During MLF the wine can lose some flavour, but this returns after it is finished.

SO2 and pH.

Standard practise in Australia is to keep wine around 3.4pH. You may find some grapes come in at 3.8 or even 4.0, and it goes up with fermentation. Keeping the pH lower is safer and helps so2 work better, to lower pH add tartaric acid. If you don't have a pH meter and your red grapes come from a warm area you might add 0.5 g/l as a precaution. I started off always adjusting pH but now I think it's not so important, some say you should never add acid so it is a bit controversial.
White wines should have so2 added after primary is finished and after racking, (30-50ppm) to reduce oxidation. Any so2 added to juice before fermentation will become inactivated. If you don't want to use so2, keep handling to a minimum, keep the temperature stable and bottle fairly early.
Red wine needs to go through MLF so so2 is only used a few months in at racking, and at bottling.

Degassing

A problem with using glass containers is getting the co2 out of solution. For reds having co2 makes them taste sour and bitter. Even after a year in a glass demijohn you can still have some dissolved co2. It doesn't actually damage the wine so you can decant the wine or pour a bit from the bottle and leave for a few hours, but it is annoying. One solution i have heard but not tried is putting a vacuum cleaner hose on the demijohn with duct tape and sucking the co2 out. Could be worth a try.

Bottling

Do not use the sort of cork inserters that use a hammer to bash the cork in. That will oxidise the wine. You need a proper corking unit with levers and clamps to gently insert the cork, you can hire these. Screwcaps are a good alternative, and crown caps work but do not look good. Be very careful to avoid oxidising the wine because a lot of home made wine is ruined at this stage. Purging the bottles with co2 is an option, but it is good enough just to be very careful not to let the wine splash around, and fill as high as possible to avoid the air space.
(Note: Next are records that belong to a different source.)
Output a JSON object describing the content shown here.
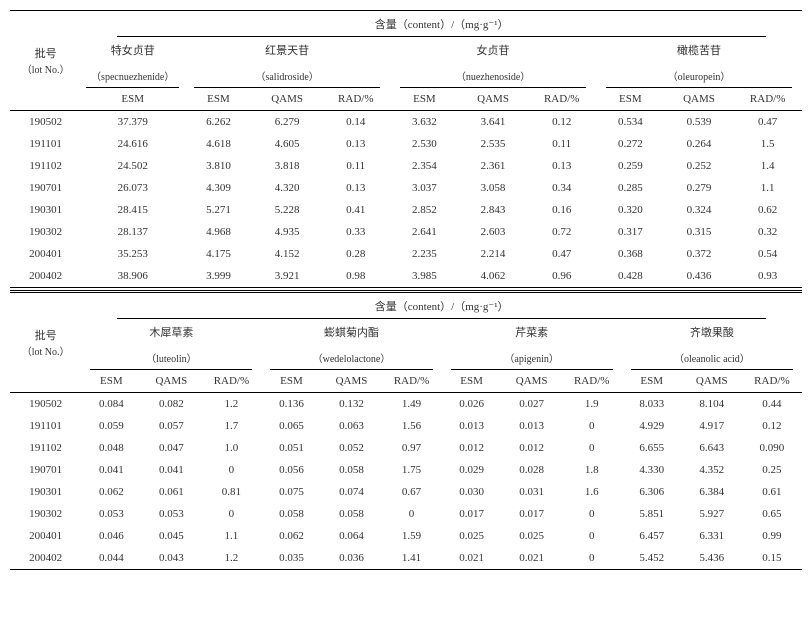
{
  "header_content": "含量（content）/（mg·g⁻¹）",
  "lot_label_cn": "批号",
  "lot_label_en": "（lot No.）",
  "compounds_top": [
    {
      "cn": "特女贞苷",
      "en": "（specnuezhenide）",
      "cols": [
        "ESM"
      ]
    },
    {
      "cn": "红景天苷",
      "en": "（salidroside）",
      "cols": [
        "ESM",
        "QAMS",
        "RAD/%"
      ]
    },
    {
      "cn": "女贞苷",
      "en": "（nuezhenoside）",
      "cols": [
        "ESM",
        "QAMS",
        "RAD/%"
      ]
    },
    {
      "cn": "橄榄苦苷",
      "en": "（oleuropein）",
      "cols": [
        "ESM",
        "QAMS",
        "RAD/%"
      ]
    }
  ],
  "compounds_bot": [
    {
      "cn": "木犀草素",
      "en": "（luteolin）",
      "cols": [
        "ESM",
        "QAMS",
        "RAD/%"
      ]
    },
    {
      "cn": "蟛蜞菊内酯",
      "en": "（wedelolactone）",
      "cols": [
        "ESM",
        "QAMS",
        "RAD/%"
      ]
    },
    {
      "cn": "芹菜素",
      "en": "（apigenin）",
      "cols": [
        "ESM",
        "QAMS",
        "RAD/%"
      ]
    },
    {
      "cn": "齐墩果酸",
      "en": "（oleanolic acid）",
      "cols": [
        "ESM",
        "QAMS",
        "RAD/%"
      ]
    }
  ],
  "lots": [
    "190502",
    "191101",
    "191102",
    "190701",
    "190301",
    "190302",
    "200401",
    "200402"
  ],
  "top_data": [
    [
      "37.379",
      "6.262",
      "6.279",
      "0.14",
      "3.632",
      "3.641",
      "0.12",
      "0.534",
      "0.539",
      "0.47"
    ],
    [
      "24.616",
      "4.618",
      "4.605",
      "0.13",
      "2.530",
      "2.535",
      "0.11",
      "0.272",
      "0.264",
      "1.5"
    ],
    [
      "24.502",
      "3.810",
      "3.818",
      "0.11",
      "2.354",
      "2.361",
      "0.13",
      "0.259",
      "0.252",
      "1.4"
    ],
    [
      "26.073",
      "4.309",
      "4.320",
      "0.13",
      "3.037",
      "3.058",
      "0.34",
      "0.285",
      "0.279",
      "1.1"
    ],
    [
      "28.415",
      "5.271",
      "5.228",
      "0.41",
      "2.852",
      "2.843",
      "0.16",
      "0.320",
      "0.324",
      "0.62"
    ],
    [
      "28.137",
      "4.968",
      "4.935",
      "0.33",
      "2.641",
      "2.603",
      "0.72",
      "0.317",
      "0.315",
      "0.32"
    ],
    [
      "35.253",
      "4.175",
      "4.152",
      "0.28",
      "2.235",
      "2.214",
      "0.47",
      "0.368",
      "0.372",
      "0.54"
    ],
    [
      "38.906",
      "3.999",
      "3.921",
      "0.98",
      "3.985",
      "4.062",
      "0.96",
      "0.428",
      "0.436",
      "0.93"
    ]
  ],
  "bot_data": [
    [
      "0.084",
      "0.082",
      "1.2",
      "0.136",
      "0.132",
      "1.49",
      "0.026",
      "0.027",
      "1.9",
      "8.033",
      "8.104",
      "0.44"
    ],
    [
      "0.059",
      "0.057",
      "1.7",
      "0.065",
      "0.063",
      "1.56",
      "0.013",
      "0.013",
      "0",
      "4.929",
      "4.917",
      "0.12"
    ],
    [
      "0.048",
      "0.047",
      "1.0",
      "0.051",
      "0.052",
      "0.97",
      "0.012",
      "0.012",
      "0",
      "6.655",
      "6.643",
      "0.090"
    ],
    [
      "0.041",
      "0.041",
      "0",
      "0.056",
      "0.058",
      "1.75",
      "0.029",
      "0.028",
      "1.8",
      "4.330",
      "4.352",
      "0.25"
    ],
    [
      "0.062",
      "0.061",
      "0.81",
      "0.075",
      "0.074",
      "0.67",
      "0.030",
      "0.031",
      "1.6",
      "6.306",
      "6.384",
      "0.61"
    ],
    [
      "0.053",
      "0.053",
      "0",
      "0.058",
      "0.058",
      "0",
      "0.017",
      "0.017",
      "0",
      "5.851",
      "5.927",
      "0.65"
    ],
    [
      "0.046",
      "0.045",
      "1.1",
      "0.062",
      "0.064",
      "1.59",
      "0.025",
      "0.025",
      "0",
      "6.457",
      "6.331",
      "0.99"
    ],
    [
      "0.044",
      "0.043",
      "1.2",
      "0.035",
      "0.036",
      "1.41",
      "0.021",
      "0.021",
      "0",
      "5.452",
      "5.436",
      "0.15"
    ]
  ]
}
Wine is unlike beer because the flavour comes from the grapes. The only flavouring you can add is sugar, but sweetening is difficult. The winemaker is just trying to preserve the flavours in the grapes, so you want to start with good grapes. There is a lot of skill required to be a professional winemaker, but to make wine at home you mainly need to concentrate on the basics.

Greg.L.
 
Love it. Good job.
 
Good job, Definitely some good information for anyone inspiring to their hand at wine making.
 
Had a tour of a Bendigo (red) winery on the last day of picking in March. Saw the whole process including tasting some wines mid ferment. My favourite bit was the machine that separates grapes from bunches. That and the fact that the makers all reach for a beer at the end of long days.